Crash course: Ohm's Law for electricians engineer's perspective (part 3)

Crash course on Ohm's Law for electricians engineer's perspective. Field-ready, no fluff.

Picking up where Part 2 left off

Parts 1 and 2 covered V=IR and P=IE on the bench. Part 3 goes deeper: how engineers actually use Ohm's Law when they size a feeder, chase a nuisance trip, or argue with a PoCo about voltage at the service. The math is the same. The application is where electricians get paid.

The core relationships you already know: V = I x R, P = I x E, P = I squared x R. That third one is the money equation in the field. It tells you why a loose lug burns, why #14 on a 20A branch is a code violation, and why voltage drop matters more on long runs than most journeymen admit.

Voltage drop is just Ohm's Law with a tape measure

NEC 210.19(A) Informational Note 4 recommends branch circuit voltage drop not exceed 3%, and total (feeder plus branch) not exceed 5%. It is a recommendation, not a rule, but the AHJ will ask about it on any run over 100 feet. The calculation is Ohm's Law applied to the conductor itself: Vdrop = 2 x K x I x L / CM for single phase, where K is roughly 12.9 for copper at 75C, L is one-way length in feet, and CM is circular mils of the conductor.

Run the numbers before you pull wire, not after. A 20A continuous load at 120V on a 150 foot run of #12 copper drops almost 7 volts. That is 5.8%, over the recommendation and enough to make a motor run hot or a LED driver flicker. Upsize to #10 and you are at 3.6%. That one size bump is the difference between a clean install and a callback.

  • #12 Cu: 6,530 CM
  • #10 Cu: 10,380 CM
  • #8 Cu: 16,510 CM
  • #6 Cu: 26,240 CM
Field tip: on any run past 75 feet, run the voltage drop math before you pick the wire. If you are within 1% of the limit, go up a size. Wire is cheap. Troubleshooting is not.

Why I squared R is the equation that burns buildings

Heat in a conductor or connection follows P = I squared x R. Double the current, quadruple the heat. That is why NEC 110.14(D) now requires a torque tool on terminations rated for torque values, and why loose neutrals on multi-wire branch circuits take out electronics. A termination with 0.01 ohms of extra resistance at 40 amps dissipates 16 watts at that single point. That is a soldering iron inside your panel.

When you are troubleshooting a warm breaker or a discolored lug, reach for the equation before the tools. Measure voltage drop across the connection under load. If you see more than a few tenths of a volt across a termination that should read zero, you have an I squared R problem waiting to become a fire.
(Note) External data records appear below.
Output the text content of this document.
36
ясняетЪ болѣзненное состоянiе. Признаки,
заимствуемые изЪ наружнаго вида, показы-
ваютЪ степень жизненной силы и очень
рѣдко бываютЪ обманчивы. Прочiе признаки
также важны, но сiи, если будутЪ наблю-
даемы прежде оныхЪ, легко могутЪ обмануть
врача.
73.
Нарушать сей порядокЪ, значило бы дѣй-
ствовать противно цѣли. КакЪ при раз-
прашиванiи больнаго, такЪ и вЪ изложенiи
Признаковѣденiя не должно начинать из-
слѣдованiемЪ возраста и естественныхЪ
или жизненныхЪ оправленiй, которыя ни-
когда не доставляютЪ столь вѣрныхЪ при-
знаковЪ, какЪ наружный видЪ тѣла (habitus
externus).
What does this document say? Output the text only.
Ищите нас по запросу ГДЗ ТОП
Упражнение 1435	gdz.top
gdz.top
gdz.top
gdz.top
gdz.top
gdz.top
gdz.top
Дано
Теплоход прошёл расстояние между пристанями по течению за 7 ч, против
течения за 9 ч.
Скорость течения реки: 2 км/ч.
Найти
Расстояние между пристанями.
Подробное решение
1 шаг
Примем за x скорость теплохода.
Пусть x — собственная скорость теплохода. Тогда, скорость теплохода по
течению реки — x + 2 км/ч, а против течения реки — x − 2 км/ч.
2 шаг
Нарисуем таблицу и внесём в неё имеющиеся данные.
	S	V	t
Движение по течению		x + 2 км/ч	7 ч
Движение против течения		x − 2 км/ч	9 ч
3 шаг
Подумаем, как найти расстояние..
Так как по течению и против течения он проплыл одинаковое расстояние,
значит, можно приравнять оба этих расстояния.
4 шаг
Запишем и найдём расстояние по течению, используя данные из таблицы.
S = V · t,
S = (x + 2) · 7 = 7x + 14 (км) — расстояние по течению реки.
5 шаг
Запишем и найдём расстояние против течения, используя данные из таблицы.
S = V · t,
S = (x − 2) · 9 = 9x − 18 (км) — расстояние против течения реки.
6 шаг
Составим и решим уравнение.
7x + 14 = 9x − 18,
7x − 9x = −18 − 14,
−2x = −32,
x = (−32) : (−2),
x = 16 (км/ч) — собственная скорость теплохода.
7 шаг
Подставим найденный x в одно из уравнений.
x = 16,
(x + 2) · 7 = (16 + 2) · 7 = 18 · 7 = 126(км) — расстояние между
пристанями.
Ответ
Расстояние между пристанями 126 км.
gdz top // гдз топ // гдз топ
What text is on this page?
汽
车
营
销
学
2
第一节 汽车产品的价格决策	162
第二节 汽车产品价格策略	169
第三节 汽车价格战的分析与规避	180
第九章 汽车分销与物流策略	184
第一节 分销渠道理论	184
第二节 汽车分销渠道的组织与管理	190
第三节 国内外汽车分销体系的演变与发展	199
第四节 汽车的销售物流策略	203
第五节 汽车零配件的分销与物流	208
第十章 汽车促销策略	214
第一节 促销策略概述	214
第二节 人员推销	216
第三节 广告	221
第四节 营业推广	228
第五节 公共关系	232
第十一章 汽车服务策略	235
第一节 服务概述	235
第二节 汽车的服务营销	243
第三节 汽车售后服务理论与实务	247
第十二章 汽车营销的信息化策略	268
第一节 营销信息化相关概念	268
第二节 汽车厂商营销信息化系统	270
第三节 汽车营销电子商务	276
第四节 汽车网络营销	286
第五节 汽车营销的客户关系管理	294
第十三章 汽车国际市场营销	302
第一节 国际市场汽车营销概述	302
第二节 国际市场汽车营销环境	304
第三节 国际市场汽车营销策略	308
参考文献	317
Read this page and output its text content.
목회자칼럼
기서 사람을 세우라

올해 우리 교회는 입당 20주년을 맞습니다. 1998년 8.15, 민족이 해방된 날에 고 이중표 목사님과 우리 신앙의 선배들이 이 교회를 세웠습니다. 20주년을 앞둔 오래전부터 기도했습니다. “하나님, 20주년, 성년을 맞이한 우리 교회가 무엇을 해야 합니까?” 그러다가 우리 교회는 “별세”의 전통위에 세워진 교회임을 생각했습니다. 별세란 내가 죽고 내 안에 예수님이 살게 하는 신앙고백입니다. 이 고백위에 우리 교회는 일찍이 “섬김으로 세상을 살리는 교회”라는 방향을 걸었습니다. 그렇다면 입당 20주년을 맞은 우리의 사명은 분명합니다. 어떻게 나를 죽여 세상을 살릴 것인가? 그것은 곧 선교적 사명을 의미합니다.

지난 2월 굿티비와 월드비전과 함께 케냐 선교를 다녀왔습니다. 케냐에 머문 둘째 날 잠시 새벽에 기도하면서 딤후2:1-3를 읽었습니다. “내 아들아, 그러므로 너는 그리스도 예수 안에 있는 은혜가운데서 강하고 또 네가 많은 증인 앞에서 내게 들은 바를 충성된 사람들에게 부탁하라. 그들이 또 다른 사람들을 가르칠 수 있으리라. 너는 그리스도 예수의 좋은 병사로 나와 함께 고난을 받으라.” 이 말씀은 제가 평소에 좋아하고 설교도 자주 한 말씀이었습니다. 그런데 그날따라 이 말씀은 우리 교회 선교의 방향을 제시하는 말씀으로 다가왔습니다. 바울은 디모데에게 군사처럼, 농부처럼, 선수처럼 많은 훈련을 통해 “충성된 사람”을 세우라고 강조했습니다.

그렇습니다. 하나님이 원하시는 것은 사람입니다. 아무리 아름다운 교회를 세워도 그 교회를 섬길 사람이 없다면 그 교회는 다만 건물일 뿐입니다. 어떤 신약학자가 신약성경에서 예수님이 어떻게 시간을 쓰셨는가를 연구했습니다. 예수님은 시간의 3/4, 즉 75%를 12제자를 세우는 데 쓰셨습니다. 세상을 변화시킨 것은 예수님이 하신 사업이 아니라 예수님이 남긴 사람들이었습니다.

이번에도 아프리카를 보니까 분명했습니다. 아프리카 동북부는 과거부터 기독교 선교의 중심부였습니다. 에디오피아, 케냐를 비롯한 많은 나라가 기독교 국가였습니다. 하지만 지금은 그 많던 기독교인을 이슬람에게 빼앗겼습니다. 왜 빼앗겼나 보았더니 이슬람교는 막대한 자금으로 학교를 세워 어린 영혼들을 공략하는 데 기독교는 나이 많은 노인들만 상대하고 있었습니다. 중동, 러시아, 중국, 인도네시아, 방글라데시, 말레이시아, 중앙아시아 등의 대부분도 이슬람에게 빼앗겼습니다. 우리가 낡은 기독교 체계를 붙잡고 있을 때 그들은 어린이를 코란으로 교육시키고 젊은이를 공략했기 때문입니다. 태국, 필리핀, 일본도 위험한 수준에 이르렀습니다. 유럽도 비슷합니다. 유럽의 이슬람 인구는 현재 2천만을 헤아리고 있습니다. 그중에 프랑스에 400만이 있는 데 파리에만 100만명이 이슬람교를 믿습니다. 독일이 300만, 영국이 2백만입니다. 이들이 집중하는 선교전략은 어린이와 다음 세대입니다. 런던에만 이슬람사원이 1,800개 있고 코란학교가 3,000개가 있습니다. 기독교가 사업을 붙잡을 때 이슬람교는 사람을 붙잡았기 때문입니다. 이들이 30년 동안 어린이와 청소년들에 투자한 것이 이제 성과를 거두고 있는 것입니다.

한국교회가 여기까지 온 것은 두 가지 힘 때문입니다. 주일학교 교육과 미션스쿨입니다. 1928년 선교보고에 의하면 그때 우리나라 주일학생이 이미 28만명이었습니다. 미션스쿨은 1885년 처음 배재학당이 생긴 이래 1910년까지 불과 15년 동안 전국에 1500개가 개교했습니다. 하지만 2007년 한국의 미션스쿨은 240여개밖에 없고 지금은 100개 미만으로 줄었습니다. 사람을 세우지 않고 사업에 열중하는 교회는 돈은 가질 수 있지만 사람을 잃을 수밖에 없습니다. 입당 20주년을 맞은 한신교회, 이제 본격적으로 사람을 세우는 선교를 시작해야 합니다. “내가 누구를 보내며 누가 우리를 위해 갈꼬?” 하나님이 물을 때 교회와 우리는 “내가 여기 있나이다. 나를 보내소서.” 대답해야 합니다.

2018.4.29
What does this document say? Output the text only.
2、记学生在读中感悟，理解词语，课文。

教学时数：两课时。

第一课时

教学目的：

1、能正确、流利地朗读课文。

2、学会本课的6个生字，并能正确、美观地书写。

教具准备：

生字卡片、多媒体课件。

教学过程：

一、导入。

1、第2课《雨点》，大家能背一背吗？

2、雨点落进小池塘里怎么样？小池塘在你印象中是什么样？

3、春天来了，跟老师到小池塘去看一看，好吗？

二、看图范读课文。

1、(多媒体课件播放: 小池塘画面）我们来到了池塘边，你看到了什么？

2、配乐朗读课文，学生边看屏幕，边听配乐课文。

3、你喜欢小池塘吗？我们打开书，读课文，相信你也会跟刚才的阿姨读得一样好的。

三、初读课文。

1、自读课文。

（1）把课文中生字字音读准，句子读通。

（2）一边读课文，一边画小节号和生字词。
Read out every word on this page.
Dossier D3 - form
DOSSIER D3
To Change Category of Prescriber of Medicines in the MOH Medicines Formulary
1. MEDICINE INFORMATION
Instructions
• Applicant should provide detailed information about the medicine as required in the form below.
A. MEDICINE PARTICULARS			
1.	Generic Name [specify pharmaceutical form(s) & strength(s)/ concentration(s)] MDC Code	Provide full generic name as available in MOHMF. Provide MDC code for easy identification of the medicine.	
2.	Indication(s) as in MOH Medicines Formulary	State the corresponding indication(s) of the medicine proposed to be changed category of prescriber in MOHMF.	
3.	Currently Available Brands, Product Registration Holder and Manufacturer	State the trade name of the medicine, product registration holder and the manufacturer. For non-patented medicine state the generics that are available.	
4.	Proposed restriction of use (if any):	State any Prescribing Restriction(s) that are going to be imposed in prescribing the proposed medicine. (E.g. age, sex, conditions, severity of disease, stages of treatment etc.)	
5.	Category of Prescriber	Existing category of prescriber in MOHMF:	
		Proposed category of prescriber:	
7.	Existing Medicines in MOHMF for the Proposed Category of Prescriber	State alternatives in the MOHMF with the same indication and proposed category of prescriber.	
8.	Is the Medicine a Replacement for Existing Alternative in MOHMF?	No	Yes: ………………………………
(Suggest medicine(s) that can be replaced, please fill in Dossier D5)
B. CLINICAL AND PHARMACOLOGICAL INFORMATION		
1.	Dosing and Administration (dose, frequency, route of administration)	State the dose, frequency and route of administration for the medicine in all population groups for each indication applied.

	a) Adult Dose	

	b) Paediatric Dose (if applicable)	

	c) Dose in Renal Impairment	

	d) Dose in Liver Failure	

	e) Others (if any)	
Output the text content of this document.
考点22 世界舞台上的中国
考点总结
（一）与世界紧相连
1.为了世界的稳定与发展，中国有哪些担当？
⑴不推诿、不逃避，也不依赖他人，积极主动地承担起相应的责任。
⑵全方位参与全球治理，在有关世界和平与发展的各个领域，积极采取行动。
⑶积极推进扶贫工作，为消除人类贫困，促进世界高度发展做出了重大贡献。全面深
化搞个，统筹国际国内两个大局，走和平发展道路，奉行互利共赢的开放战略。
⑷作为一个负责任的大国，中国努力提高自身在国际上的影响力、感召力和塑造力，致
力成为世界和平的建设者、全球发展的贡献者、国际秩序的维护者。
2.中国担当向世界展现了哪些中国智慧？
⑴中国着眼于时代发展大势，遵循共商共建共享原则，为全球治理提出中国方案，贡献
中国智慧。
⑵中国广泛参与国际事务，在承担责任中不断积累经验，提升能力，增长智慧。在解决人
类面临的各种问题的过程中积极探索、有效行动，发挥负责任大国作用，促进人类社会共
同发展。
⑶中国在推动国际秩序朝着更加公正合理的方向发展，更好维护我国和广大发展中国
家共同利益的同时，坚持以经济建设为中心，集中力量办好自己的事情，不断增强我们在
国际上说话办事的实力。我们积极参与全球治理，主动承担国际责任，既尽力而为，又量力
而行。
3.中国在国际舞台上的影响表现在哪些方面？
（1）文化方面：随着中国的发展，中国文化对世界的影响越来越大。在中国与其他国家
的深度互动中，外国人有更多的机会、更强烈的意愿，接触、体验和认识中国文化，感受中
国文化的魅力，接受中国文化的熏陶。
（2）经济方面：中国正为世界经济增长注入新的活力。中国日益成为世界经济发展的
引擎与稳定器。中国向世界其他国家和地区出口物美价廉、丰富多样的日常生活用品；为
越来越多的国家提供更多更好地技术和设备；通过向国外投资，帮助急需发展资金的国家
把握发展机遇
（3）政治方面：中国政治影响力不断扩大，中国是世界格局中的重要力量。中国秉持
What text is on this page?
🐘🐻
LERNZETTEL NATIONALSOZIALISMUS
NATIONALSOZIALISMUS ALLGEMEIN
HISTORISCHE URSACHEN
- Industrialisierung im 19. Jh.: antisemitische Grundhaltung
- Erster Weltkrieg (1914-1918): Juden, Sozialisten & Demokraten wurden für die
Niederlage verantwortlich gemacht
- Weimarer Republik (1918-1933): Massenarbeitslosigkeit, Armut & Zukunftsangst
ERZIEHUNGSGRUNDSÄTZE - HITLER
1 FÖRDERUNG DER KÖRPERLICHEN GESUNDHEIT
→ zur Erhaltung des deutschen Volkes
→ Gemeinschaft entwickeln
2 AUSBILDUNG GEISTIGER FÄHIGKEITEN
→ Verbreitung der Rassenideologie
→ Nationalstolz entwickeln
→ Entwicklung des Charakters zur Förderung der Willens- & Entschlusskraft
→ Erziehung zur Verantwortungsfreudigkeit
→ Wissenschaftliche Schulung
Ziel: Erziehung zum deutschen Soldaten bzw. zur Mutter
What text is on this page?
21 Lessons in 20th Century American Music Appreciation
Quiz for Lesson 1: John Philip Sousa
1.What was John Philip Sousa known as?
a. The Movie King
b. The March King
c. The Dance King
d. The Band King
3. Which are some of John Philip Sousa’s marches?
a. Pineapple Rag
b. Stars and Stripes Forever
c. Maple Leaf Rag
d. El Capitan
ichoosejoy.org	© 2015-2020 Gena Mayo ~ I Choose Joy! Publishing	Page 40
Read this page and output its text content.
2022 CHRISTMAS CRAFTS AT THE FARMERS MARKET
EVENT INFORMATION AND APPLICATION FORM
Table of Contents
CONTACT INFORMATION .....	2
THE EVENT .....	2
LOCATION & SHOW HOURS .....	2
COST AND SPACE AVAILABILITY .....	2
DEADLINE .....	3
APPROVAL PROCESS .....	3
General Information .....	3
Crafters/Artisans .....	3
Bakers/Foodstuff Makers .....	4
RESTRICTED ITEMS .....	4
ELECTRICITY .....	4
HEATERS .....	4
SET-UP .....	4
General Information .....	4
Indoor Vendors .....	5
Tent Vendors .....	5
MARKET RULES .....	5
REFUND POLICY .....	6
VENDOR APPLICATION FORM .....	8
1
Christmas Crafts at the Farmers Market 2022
Short circuit current and available fault current

NEC 110.24 requires the available fault current to be marked at service equipment. Ohm's Law is the foundation of that calculation, just applied to the source impedance of the utility transformer plus the service conductors. Isc equals the transformer secondary voltage divided by the total impedance back to the source.

Why you care: series-rated equipment only holds up if the fault current at the downstream device stays below its interrupting rating, per NEC 110.9. A 10 kAIC breaker in a panel fed from a 25 kA service through a short feeder will let the smoke out when it faults. Ohm's Law tells you what the feeder impedance buys you in let-through reduction.

  1. Get the transformer kVA and %Z from the PoCo or the nameplate.
  2. Calculate transformer secondary full load amps and infinite bus Isc.
  3. Add conductor impedance from NEC Chapter 9 Table 9 for the feeder length.
  4. Confirm every device downstream has an AIC rating above that number.

Motors, inrush, and why nameplate current lies

Motor FLA on the nameplate is steady-state running current. Locked rotor current, which you use to size short circuit protection per NEC 430.52, is typically 6 to 8 times FLA. Ohm's Law still applies, but the R of a stalled motor is much lower than the R of a spinning one because back-EMF drops out.

That is why a contactor that looks fine during normal operation welds itself shut on a restart after a brief power loss. The motor is still spinning, back-EMF is out of phase with the line, and the effective voltage across the winding is nearly double. Current spikes accordingly. NEC 430.43 and 430.44 exist because of this.

Field tip: when you sense a motor circuit trips only on restart, not on initial start, the problem is almost always re-energization timing, not the breaker. A time-delay relay or a zero-cross contactor fixes it.

Practical takeaways for the truck

Ohm's Law is not a classroom exercise. It is the reason you upsize conductors, torque lugs, verify AIC ratings, and pay attention to inrush. The working electrician who internalizes V = I x R, P = I squared x R, and the voltage drop formula makes better calls on the fly than the one who reaches for an app every time.

Keep these three numbers in your head: 12.9 for copper K, 3% branch and 5% total for voltage drop, and 6 to 8 times FLA for locked rotor. Everything else you can look up. Part 4 will cover three-phase math and why the square root of 3 shows up everywhere.